Cuando Javier despertó eran las seis de la mañana. Había dormido mal. Una noche de insomnio, espantada de pesadillas y voces. Como comprendió que aún era pronto para bajar al puerto, una vez hecho el equipaje se entretuvo en trasquilar los geranios y arbustos de su terraza. Sacó agua del pozo. Regó las plantas y la tierra. Miró al mar, a la línea quebrada de la costa. Al comprobar lo rápidamente que ésta torcía ante él, desapareciendo, se dio cuenta con horror de que estaba viviendo en una isla. Es decir: «En un lugar —y se acordó de la definición del texto del colegio— rodeado de agua por todas partes.» ¿Perdido? ¿Sin escapatoria posible? Ocho campanadas sonaron en dirección de los molinos. Javier se recobró de su angustia. Dio cuerda a su reloj. Tomó su maletín, y por la misma vereda de las tumbas y los viejos olivos se puso en marcha para llegar al puerto. «A las nueve y media —calculaba— ya podré estar dentro del barco.» Y aligeró el paso para ser el primero en la ventanilla de los pasajes.

Ya estaba en la ciudad, en el paseo. Se sentó un momento para limpiarse las piedrecillas de las sandalias. Por los caminos de San Antonio y San Jorge llegaban al mercado los primeros burrillos y carros de la mañana. Javier se levantó. Iba a seguir. Pero se detuvo al instante, quedándose de piedra. Por el centro del paseo avanzaba, formada, toda la guarnición de soldados de Ibiza. Llevaban los fusiles en posición de ataque, y los cascos de acero, de campaña. Delante iba el capitán, y el soldado de en medio de la primera fila empuñaba un fusil ametralladora. Javier no comprendía, mejor dicho, no quería comprender aquello.

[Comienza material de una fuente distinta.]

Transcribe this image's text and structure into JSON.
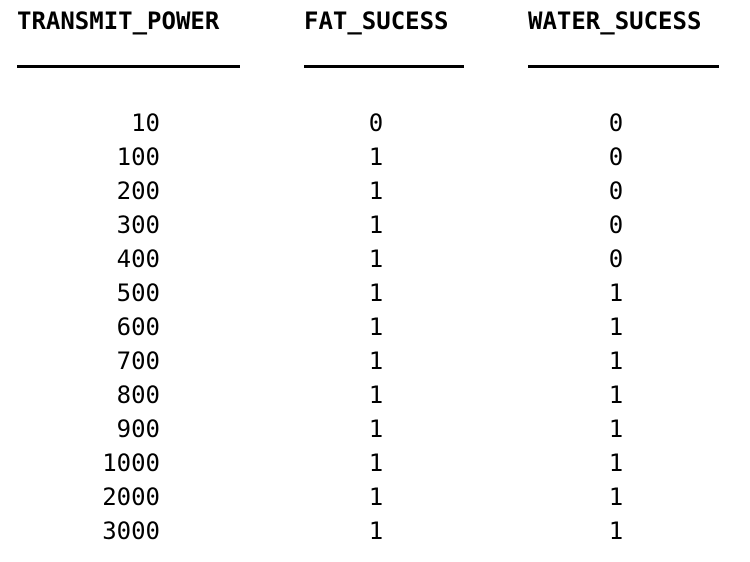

No le convenía entenderlo, y levantó su maletín para continuar camino del muelle. Pero aquellos hombres armados se habían detenido en la mitad del paseo, y el capitán, en alta voz, declamaba una hojilla que, después, y con la ayuda de un soldado portador de una lata de engrudo, fijaba en la pared de la Casa de Correos.

Javier siguió parado, inmóvil, junto al banco, mientras la guarnición, seria y triste, de soldados de Ibiza, desfilaba ante él, subiendo en dirección de las murallas, hacia el castillo. Entonces se acercó al muro de Correos, sabiendo anticipadamente lo que iba a leer en aquel bando. Mucho antes de llegar a la distancia necesaria, las gruesas letras que componían el primer párrafo saltaron de la acera al centro de la calle:

QUEDA DECLARADO EL ESTADO DE GUERRA EN TODA LA ISLA...

...No quiso leer más. Dudó un instante si seguir hasta el puerto. Pero ¿para qué? El barco, si llegaba, sería detenido y ya no lo dejarían volver a la Península. Dio media vuelta. El campo, la vereda de las tumbas y los olivos se divisaban al fondo del paseo. Otra vez arriba. Al molino. «¡U.H.P.! Ibicencos, ¿no comprendéis nada? Es la voz de Largo Caballero. ¡Huelga general en aquellas capitales y pueblos donde los militares rebeldes...! Habla Dolores Ibarruri, pescadores de Ibiza. La patria está en peligro. ¡A las armas! ¡U.H.P.! Se licencia a todos aquellos soldados cuyos jefes traidores...»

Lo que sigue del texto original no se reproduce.